Ehwaz, la sacra runa che corrisponde alla lettera E, associata al cavallo, al movimento, all’unione, al progresso, all’evoluzione. “Tramite, medium, per mezzo di”, parole che si associano a questa runa attraverso il contatto con la Natura Madre, con la Terra, con le tradizioni, il tutto senza rinunciare ad evolversi, a sperimentare e a misurarsi con il suono, con la musica.

Dopo questa doverosa premessa, che a mio modesto avviso sintetizza il nuovo percorso intrapreso da questo straordinario e storico gruppo scandinavo, inizio subito a dirvi cosa questo nuovo ascolto ha materializzato davanti ai miei occhi. “Storm Son” si apre lentamente, suoni tribali si fanno strada e un urlo, un corno di guerra ed un nitrito (il simbolo animale associato alla runa E) precedono un arpeggio delicato che introduce questo bellissimo pezzo poliedrico di quasi undici minuti, dove cori, voci pulite e armonie folk vengono fuse con gli scream cui il talento di Grutle Kjellson ha abituato gli estimatori degli Enslaved fin dagli esordi. L’album continua con autentiche perle come “The River’s Mouth”, vicina al primordiale Viking-Black e “Sacred Horse”, dove troverete anche il Rock anni ’70 a contaminare un genere assoluto come il Black Metal, che negli anni ha toccato davvero ogni sorta di lido possibile, dimostrando di essere, per il dispiacere di chi sempre e comunque lo disprezza, una forma d’arte totale e totalizzante. Assieme alle influenze di sempre, il geniale strumentista (e una delle colonne portanti del gruppo) Ivar Bjørnson, riesce alchemicamente a inserire idee sviluppate anche nel pregevole progetto parallelo denominato Skuggsjá, con l’impronta che gli Enslaved hanno fin dall’inizio e ad andare ben oltre, esplorando territori classici e addirittura Prog (da lui stesso vengono citati anche i King Crimson e addirittura i Pink Floyd come fonti di ispirazione) con risultati esaltanti direi, anche se non dovremmo rimanere sorpresi dalla maestria e dall’estrema cura che un marchio assolutamente leggendario e quotato come il loro sa ancora regalarci dopo sedici album e una pluriventennale carriera che mai ha deluso le aspettative. Poco altro da aggiungere in verità, rimane davvero solo l’ascolto: cambi di tempo, ritmo, voce, atmosfere che rievocano elettricità e terreno fertile, pioggia, calma e rabbia, forza, meditazione, troverete questo ed altro, in pezzi come “Feathers of Eolh” per citarne un altro, come nella successiva “Hiindsiight”, dove dalla caverna e dal freddo si esce verso il tepore, verso quella luce che, se pur pallida, è e rimane indispensabile e consolatoria per l’animale umano.

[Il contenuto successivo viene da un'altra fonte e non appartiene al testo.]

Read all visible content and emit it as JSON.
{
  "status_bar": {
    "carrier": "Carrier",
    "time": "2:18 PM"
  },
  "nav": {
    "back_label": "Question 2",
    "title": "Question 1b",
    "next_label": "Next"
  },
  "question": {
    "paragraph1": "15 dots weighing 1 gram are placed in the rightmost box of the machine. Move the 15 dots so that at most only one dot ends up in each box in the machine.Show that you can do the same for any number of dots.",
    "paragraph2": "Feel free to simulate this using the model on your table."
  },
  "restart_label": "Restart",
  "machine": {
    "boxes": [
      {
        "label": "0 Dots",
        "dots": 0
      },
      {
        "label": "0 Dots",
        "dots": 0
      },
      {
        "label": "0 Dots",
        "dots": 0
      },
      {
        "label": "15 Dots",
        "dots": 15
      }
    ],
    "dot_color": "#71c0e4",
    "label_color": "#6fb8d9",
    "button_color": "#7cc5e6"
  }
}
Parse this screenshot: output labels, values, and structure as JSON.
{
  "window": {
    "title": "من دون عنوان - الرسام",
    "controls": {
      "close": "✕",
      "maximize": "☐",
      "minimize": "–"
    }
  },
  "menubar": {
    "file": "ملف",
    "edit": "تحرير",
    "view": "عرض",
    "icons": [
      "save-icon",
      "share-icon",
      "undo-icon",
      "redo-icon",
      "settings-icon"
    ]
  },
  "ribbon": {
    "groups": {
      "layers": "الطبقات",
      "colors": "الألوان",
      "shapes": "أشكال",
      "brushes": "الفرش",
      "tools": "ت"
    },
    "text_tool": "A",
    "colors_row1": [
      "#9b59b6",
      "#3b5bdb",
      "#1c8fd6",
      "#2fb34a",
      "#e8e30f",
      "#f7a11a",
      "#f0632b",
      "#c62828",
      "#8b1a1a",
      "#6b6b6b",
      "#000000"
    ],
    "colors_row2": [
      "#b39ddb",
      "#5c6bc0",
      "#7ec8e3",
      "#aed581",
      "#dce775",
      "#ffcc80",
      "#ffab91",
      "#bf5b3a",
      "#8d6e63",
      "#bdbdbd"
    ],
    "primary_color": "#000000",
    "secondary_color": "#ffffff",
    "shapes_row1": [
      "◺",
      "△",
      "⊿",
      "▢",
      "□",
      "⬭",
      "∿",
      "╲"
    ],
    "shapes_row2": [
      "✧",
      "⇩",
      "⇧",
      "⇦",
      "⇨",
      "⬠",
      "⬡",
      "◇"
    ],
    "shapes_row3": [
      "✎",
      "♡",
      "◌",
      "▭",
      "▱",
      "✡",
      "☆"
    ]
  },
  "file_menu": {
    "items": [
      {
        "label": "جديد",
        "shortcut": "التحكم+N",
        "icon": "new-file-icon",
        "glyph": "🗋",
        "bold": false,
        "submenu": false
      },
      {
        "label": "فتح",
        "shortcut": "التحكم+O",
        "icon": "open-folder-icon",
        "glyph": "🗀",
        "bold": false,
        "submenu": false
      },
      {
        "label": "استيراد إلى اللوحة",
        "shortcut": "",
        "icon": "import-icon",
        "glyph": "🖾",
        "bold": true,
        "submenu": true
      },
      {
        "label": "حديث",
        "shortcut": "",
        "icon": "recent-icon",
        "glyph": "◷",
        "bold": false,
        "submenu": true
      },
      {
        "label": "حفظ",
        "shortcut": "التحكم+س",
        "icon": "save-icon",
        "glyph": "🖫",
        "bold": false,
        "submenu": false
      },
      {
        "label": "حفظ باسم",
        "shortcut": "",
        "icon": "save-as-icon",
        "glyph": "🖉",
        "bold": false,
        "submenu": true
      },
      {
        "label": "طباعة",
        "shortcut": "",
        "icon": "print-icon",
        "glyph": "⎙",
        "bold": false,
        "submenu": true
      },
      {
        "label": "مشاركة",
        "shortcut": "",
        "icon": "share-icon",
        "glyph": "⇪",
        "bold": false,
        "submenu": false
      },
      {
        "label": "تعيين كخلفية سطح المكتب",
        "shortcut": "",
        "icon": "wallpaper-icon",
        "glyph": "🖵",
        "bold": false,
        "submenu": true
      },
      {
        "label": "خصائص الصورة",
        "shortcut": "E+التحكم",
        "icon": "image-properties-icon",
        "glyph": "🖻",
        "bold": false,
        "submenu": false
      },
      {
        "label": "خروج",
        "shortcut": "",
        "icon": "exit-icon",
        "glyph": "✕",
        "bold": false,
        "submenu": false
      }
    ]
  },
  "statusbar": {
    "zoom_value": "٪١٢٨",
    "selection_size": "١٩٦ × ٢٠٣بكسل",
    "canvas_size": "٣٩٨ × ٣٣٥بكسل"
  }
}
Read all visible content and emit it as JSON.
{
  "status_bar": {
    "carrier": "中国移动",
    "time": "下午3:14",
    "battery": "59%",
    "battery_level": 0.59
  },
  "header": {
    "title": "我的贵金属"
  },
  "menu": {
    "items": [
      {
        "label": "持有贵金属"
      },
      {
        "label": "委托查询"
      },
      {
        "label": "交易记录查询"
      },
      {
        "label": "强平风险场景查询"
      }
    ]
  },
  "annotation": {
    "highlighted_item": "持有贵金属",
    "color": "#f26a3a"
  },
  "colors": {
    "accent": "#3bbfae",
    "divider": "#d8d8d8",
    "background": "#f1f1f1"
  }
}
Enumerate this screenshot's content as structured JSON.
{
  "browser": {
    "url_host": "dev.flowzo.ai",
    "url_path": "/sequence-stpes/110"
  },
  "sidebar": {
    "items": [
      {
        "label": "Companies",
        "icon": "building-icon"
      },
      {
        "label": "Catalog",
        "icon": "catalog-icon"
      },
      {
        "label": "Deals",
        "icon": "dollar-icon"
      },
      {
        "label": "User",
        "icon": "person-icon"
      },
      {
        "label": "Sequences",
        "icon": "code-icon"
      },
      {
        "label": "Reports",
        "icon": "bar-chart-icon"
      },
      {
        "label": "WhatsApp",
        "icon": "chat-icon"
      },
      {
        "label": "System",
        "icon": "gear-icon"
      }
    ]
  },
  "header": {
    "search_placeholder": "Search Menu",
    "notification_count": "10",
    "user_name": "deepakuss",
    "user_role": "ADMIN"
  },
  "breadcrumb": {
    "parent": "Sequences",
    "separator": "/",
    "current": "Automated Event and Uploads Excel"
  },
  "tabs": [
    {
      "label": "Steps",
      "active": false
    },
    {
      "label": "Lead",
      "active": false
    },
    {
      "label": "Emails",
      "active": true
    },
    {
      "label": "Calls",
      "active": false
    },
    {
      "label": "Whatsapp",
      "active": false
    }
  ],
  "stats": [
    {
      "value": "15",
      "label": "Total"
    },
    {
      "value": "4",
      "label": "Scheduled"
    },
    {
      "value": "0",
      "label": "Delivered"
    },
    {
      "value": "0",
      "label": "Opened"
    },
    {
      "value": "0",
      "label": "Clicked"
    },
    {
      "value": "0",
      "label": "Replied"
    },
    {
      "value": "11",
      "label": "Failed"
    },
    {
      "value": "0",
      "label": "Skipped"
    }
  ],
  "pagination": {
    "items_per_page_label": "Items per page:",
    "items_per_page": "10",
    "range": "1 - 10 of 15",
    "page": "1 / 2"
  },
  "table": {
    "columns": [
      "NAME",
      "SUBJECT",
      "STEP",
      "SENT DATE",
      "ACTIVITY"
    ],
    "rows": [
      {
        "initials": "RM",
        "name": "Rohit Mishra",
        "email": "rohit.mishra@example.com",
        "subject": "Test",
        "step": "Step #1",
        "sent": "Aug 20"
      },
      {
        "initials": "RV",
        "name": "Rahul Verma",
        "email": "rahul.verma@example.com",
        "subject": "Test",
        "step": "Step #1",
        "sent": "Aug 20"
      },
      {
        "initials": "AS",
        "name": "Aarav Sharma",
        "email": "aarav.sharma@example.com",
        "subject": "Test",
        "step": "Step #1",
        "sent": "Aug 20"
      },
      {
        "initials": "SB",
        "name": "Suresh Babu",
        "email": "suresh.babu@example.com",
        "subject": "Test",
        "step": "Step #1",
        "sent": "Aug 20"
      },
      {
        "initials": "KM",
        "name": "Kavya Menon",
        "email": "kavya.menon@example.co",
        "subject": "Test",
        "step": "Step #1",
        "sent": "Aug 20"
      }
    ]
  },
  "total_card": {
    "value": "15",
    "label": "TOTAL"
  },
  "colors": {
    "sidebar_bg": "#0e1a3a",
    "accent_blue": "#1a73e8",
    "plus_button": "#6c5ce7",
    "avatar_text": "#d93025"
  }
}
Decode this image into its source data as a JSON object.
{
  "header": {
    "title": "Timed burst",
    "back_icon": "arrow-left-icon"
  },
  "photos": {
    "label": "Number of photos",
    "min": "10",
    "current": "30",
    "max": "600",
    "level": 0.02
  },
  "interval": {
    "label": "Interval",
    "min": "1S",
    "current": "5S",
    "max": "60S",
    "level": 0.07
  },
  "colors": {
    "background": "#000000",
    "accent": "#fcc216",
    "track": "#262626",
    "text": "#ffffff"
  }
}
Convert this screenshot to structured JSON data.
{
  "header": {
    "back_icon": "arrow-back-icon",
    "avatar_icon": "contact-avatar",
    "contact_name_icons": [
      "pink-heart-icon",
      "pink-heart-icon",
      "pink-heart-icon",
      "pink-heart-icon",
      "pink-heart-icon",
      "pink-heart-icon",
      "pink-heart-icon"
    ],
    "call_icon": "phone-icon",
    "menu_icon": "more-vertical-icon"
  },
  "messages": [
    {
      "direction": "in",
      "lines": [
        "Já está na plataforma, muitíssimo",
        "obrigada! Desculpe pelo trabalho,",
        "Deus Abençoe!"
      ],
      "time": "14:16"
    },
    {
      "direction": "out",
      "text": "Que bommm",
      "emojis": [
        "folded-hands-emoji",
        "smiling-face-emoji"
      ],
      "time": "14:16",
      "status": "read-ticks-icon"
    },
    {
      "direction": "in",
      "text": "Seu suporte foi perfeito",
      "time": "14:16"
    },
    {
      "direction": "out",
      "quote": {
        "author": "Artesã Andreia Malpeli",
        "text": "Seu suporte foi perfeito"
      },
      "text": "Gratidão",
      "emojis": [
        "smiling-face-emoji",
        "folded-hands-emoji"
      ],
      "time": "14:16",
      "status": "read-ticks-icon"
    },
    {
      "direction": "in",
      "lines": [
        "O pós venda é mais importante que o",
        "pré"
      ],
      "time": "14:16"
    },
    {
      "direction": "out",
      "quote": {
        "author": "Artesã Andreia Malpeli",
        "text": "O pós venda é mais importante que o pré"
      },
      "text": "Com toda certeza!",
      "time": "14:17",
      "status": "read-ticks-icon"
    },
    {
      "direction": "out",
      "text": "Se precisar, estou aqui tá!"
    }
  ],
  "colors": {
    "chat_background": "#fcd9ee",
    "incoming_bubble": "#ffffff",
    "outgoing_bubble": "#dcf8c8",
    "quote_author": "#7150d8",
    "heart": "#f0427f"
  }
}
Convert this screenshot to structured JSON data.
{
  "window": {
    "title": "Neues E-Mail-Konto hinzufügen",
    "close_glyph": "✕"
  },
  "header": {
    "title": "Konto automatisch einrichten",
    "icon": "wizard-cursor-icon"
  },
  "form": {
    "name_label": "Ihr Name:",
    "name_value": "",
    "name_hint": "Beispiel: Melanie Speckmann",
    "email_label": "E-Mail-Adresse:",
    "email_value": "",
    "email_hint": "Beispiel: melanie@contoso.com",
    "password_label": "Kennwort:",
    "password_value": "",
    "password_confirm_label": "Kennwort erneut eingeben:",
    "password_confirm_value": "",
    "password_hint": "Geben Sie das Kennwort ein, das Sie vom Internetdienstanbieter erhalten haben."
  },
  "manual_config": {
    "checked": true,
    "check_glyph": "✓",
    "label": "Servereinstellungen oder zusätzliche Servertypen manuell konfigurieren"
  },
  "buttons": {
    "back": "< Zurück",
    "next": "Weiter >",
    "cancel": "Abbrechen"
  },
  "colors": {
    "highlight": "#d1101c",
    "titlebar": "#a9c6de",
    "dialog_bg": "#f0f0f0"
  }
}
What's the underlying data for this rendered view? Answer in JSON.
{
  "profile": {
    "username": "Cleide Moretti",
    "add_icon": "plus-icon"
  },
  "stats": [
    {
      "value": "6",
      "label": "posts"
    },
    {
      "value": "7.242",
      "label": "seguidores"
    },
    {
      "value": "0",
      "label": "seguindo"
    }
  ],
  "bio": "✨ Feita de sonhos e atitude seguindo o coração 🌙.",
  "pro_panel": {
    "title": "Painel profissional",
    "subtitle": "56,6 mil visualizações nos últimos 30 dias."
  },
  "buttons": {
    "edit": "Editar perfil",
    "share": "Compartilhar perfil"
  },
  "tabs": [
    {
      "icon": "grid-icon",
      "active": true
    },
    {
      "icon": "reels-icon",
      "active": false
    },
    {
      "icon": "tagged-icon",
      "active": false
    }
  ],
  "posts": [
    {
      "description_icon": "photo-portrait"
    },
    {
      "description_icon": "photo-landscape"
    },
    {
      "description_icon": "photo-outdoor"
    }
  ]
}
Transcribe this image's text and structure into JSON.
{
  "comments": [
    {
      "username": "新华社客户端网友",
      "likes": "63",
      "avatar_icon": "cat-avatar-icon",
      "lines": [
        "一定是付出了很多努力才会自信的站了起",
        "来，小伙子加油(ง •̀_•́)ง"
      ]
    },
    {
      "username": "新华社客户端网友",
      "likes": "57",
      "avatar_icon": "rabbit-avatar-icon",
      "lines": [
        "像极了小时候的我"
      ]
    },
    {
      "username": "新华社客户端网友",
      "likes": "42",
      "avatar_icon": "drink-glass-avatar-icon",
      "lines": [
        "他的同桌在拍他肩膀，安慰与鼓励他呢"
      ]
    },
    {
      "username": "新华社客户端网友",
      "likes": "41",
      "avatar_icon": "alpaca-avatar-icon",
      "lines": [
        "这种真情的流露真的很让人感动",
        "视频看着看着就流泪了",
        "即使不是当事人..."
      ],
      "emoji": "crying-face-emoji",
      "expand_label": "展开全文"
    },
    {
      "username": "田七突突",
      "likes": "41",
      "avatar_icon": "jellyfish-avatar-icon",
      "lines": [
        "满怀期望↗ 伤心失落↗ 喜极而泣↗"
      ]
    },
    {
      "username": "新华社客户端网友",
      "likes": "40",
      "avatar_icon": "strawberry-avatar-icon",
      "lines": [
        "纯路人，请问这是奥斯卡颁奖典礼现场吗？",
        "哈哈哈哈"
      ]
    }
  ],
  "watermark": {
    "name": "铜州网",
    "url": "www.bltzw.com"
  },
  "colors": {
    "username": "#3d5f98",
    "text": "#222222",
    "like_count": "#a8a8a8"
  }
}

In definitiva “E” si rivela una delle migliori proposte (ed una delle più attese in ambito estremo) di questo 2017 che sta volgendo al termine, confermando gli Enslaved come il grandissimo gruppo che è, regalando in quasi cinquanta minuti di magia ed arte, la possibilità di cavalcare il cambiamento, la mutazione, in groppa a Sleipnir, il destriero di Odino, o sulle spalle di ogni altra creatura da voi immaginata.